Cosco Shipping has announced more details of its recent offer to take over Hong Kong’s OOIL, the parent of OOCL, in a response to the Shanghai Stock Exchange (SSE)’s inquiry.
SSE sent an inquiry letter to Cosco last week requesting further information on the takeover.
Cosco said the deal still needs to be reviewed by a number of overseas anti-monopoly authorities and currently the company is collecting information according to the requirements of these authorities to ensure that the deal is approved around the world.
In order to create maximum operating efficiency and synergies after the takeover of OOIL, Cosco plans to optimise operations in various areas including shipping network, fleet structure, container management, supplier network and information systems.
Through the fleet and shipping network optimisation, Cosco expects to lower the fleet operation costs by returning extra chartered capacity and phasing out uncompetitive capacity.

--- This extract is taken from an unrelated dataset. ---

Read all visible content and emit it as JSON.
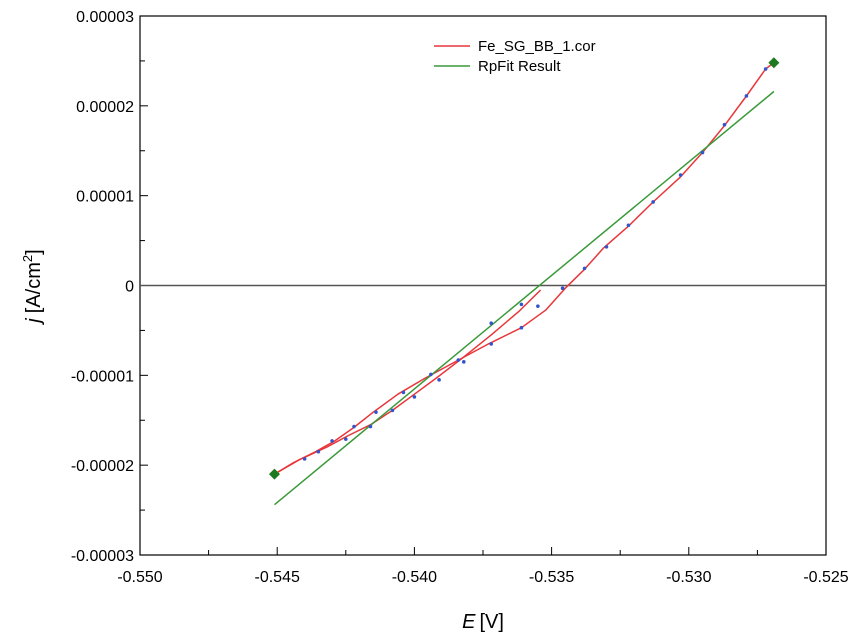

In response to SSE’s concern over OOIL’s listing status on the Hong Kong Stock Exchange (HKSE), Cosco said it will maintain OOIL’s listing on the stock exchange and will take necessary measures to ensure the public shareholding ratio of OOIL meets the requirement of HKSE after the completion of the deal.
Cosco resumed stock trading on SSE today after it called a trading halt on May 17 with its share price leaping in double digit territory.